Un análisis comparativo de los genomas bacteriano y viral también proporcionó pistas sobre sus patrones evolutivos e interacciones. El equipo encontró patrones de metilación desiguales en KAND. s. Genoma de Giovannoni NP1, lo que sugiere posibles mecanismos de defensa empleados por esta bacteria.

Estos resultados ya han allanado el camino para una nueva era de epigenética, que mide directamente la metilación en los microbios ambientales. La posibilidad de estudiar el epigenoma de diferentes organismos simultáneamente es de gran alcance, explica el profesor Saul, por conjetura, «Junto con los estudios para identificar los patrones de metilación de las cepas que exhiben patogenicidad real, nuestro estudio también ayuda a descubrir objetivos candidatos para prevenir la patogenicidad en el medio ambiente. Esto podría ser de gran importancia para los sistemas mundiales de salud pública al detectar señales patogénicas que amenazan la salud humana.«.

***

Referencia

Autores: Hoon Je Seong1Simón Rowe2Chung Yun Hwang3 y Woo Jun Sul1

DOI: https://doi.org/10.1186/s40168-022-01340-w

Afiliaciones:

1 Departamento de Biotecnología de Sistemas, Universidad Chung-Ang, Anseong, República de Corea.
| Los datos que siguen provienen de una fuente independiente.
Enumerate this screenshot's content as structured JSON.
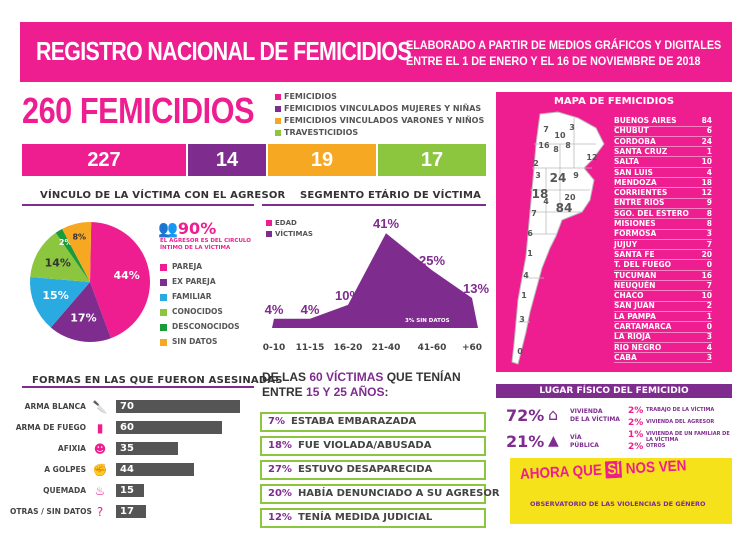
{
  "header": {
    "title": "REGISTRO NACIONAL DE FEMICIDIOS",
    "subtitle_line1": "ELABORADO A PARTIR DE MEDIOS GRÁFICOS Y DIGITALES",
    "subtitle_line2": "ENTRE EL 1 DE ENERO Y EL 16 DE NOVIEMBRE DE 2018"
  },
  "total": "260 FEMICIDIOS",
  "categories": [
    {
      "label": "FEMICIDIOS",
      "value": "227",
      "color": "#ee1e91"
    },
    {
      "label": "FEMICIDIOS VINCULADOS MUJERES Y NIÑAS",
      "value": "14",
      "color": "#7f2c8f"
    },
    {
      "label": "FEMICIDIOS VINCULADOS VARONES Y NIÑOS",
      "value": "19",
      "color": "#f7a823"
    },
    {
      "label": "TRAVESTICIDIOS",
      "value": "17",
      "color": "#8cc63f"
    }
  ],
  "vinculo": {
    "title": "VÍNCULO DE LA VÍCTIMA CON EL AGRESOR",
    "highlight_pct": "90%",
    "highlight_text1": "EL AGRESOR ES DEL CIRCULO",
    "highlight_text2": "ÍNTIMO DE LA VÍCTIMA",
    "slices": [
      {
        "label": "PAREJA",
        "pct": "44%",
        "value": 44,
        "color": "#ee1e91"
      },
      {
        "label": "EX PAREJA",
        "pct": "17%",
        "value": 17,
        "color": "#7f2c8f"
      },
      {
        "label": "FAMILIAR",
        "pct": "15%",
        "value": 15,
        "color": "#29abe2"
      },
      {
        "label": "CONOCIDOS",
        "pct": "14%",
        "value": 14,
        "color": "#8cc63f"
      },
      {
        "label": "DESCONOCIDOS",
        "pct": "2%",
        "value": 2,
        "color": "#1a9b3a"
      },
      {
        "label": "SIN DATOS",
        "pct": "8%",
        "value": 8,
        "color": "#f7a823"
      }
    ]
  },
  "edad": {
    "title": "SEGMENTO ETÁRIO DE VÍCTIMA",
    "legend_edad": "EDAD",
    "legend_victimas": "VÍCTIMAS",
    "note": "3% SIN DATOS",
    "groups": [
      "0-10",
      "11-15",
      "16-20",
      "21-40",
      "41-60",
      "+60"
    ],
    "pcts": [
      "4%",
      "4%",
      "10%",
      "41%",
      "25%",
      "13%"
    ],
    "values": [
      4,
      4,
      10,
      41,
      25,
      13
    ]
  },
  "formas": {
    "title": "FORMAS EN LAS QUE FUERON ASESINADAS",
    "items": [
      {
        "label": "ARMA BLANCA",
        "value": "70",
        "n": 70,
        "icon": "knife-icon",
        "glyph": "🔪"
      },
      {
        "label": "ARMA DE FUEGO",
        "value": "60",
        "n": 60,
        "icon": "gun-icon",
        "glyph": "▮"
      },
      {
        "label": "AFIXIA",
        "value": "35",
        "n": 35,
        "icon": "asphyxia-icon",
        "glyph": "☻"
      },
      {
        "label": "A GOLPES",
        "value": "44",
        "n": 44,
        "icon": "fist-icon",
        "glyph": "✊"
      },
      {
        "label": "QUEMADA",
        "value": "15",
        "n": 15,
        "icon": "fire-icon",
        "glyph": "♨"
      },
      {
        "label": "OTRAS / SIN DATOS",
        "value": "17",
        "n": 17,
        "icon": "question-icon",
        "glyph": "?"
      }
    ]
  },
  "victimas": {
    "heading_a": "DE LAS ",
    "heading_b": "60 VÍCTIMAS",
    "heading_c": " QUE TENÍAN",
    "heading_d": "ENTRE ",
    "heading_e": "15 Y 25 AÑOS",
    "heading_f": ":",
    "rows": [
      {
        "pct": "7%",
        "text": "ESTABA EMBARAZADA"
      },
      {
        "pct": "18%",
        "text": "FUE VIOLADA/ABUSADA"
      },
      {
        "pct": "27%",
        "text": "ESTUVO DESAPARECIDA"
      },
      {
        "pct": "20%",
        "text": "HABÍA DENUNCIADO A SU AGRESOR"
      },
      {
        "pct": "12%",
        "text": "TENÍA MEDIDA JUDICIAL"
      }
    ]
  },
  "mapa": {
    "title": "MAPA DE FEMICIDIOS",
    "provinces": [
      {
        "name": "BUENOS AIRES",
        "value": "84"
      },
      {
        "name": "CHUBUT",
        "value": "6"
      },
      {
        "name": "CORDOBA",
        "value": "24"
      },
      {
        "name": "SANTA CRUZ",
        "value": "1"
      },
      {
        "name": "SALTA",
        "value": "10"
      },
      {
        "name": "SAN LUIS",
        "value": "4"
      },
      {
        "name": "MENDOZA",
        "value": "18"
      },
      {
        "name": "CORRIENTES",
        "value": "12"
      },
      {
        "name": "ENTRE RIOS",
        "value": "9"
      },
      {
        "name": "SGO. DEL ESTERO",
        "value": "8"
      },
      {
        "name": "MISIONES",
        "value": "8"
      },
      {
        "name": "FORMOSA",
        "value": "3"
      },
      {
        "name": "JUJUY",
        "value": "7"
      },
      {
        "name": "SANTA FE",
        "value": "20"
      },
      {
        "name": "T. DEL FUEGO",
        "value": "0"
      },
      {
        "name": "TUCUMAN",
        "value": "16"
      },
      {
        "name": "NEUQUÉN",
        "value": "7"
      },
      {
        "name": "CHACO",
        "value": "10"
      },
      {
        "name": "SAN JUAN",
        "value": "2"
      },
      {
        "name": "LA PAMPA",
        "value": "1"
      },
      {
        "name": "CARTAMARCA",
        "value": "0"
      },
      {
        "name": "LA RIOJA",
        "value": "3"
      },
      {
        "name": "RIO NEGRO",
        "value": "4"
      },
      {
        "name": "CABA",
        "value": "3"
      }
    ],
    "map_numbers": [
      "7",
      "10",
      "3",
      "16",
      "8",
      "8",
      "12",
      "2",
      "3",
      "24",
      "9",
      "18",
      "4",
      "20",
      "7",
      "84",
      "6",
      "1",
      "4",
      "1",
      "3",
      "0"
    ]
  },
  "lugar": {
    "title": "LUGAR FÍSICO DEL FEMICIDIO",
    "vivienda_pct": "72%",
    "vivienda_label1": "VIVIENDA",
    "vivienda_label2": "DE LA VÍCTIMA",
    "via_pct": "21%",
    "via_label1": "VÍA",
    "via_label2": "PÚBLICA",
    "others": [
      {
        "pct": "2%",
        "text": "TRABAJO DE LA VÍCTIMA"
      },
      {
        "pct": "2%",
        "text": "VIVIENDA DEL AGRESOR"
      },
      {
        "pct": "1%",
        "text": "VIVIENDA DE UN FAMILIAR DE LA VÍCTIMA"
      },
      {
        "pct": "2%",
        "text": "OTROS"
      }
    ]
  },
  "footer": {
    "logo_a": "AHORA QUE",
    "logo_b": "SÍ",
    "logo_c": "NOS VEN",
    "observatorio": "OBSERVATORIO DE LAS VIOLENCIAS DE GÉNERO"
  }
}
2DOE Joint Genome Institute, Laboratorio Nacional Lawrence Berkeley, Berkeley, CA, EE. UU.

3Escuela de Ciencias Ambientales y de la Tierra e Instituto de Investigación de Oceanografía, Universidad Nacional de Seúl, Seúl, República de Corea.

READ  La estructura del programa y la dinámica de grupo son esenciales para el éxito de la intervención contra el VIH

sobre el profesor Woo Jun Seul Min Universidad Chung-Ang

El Dr. Woo Jun-sul es profesor en el Departamento de Biotecnología de Sistemas y Director del Centro de Investigación de Biotecnología y Piel de la Universidad de Chung-Ang, Corea del Sur. Obtuvo su Ph.D. en ecología microbiana de la Universidad Estatal de Michigan, EE. UU. en 2010. Actualmente, su investigación se centra en la ecología microbiana, la teoría ecológica y el uso de la genómica y la genómica para comprender la reproducción, la estructura y la función de la comunidad, así como en el microbioma de la piel humana.

sobre el dr. hun ji seung min Corporación Macrogen

El Dr. Hoon Ji-seong trabaja actualmente como director de análisis de microbiomas en la empresa de secuenciación conocida como Macrogen, Inc. Es el responsable de estudiar el microbioma intestinal de los niños afectados por varios exosomas ambientales. Antes de trabajar para esta empresa, obtuvo su Ph.D. en Ecología Microbiana bajo la supervisión del profesor Woo Jun-Sol en la Universidad Chung-Ang en 2022.


Descargo de responsabilidad: AAAS y Eurek Alert! No es responsable de la exactitud de los boletines enviados en EurekAlert! A través de organizaciones colaboradoras o por utilizar cualquier información a través del sistema EurekAlert.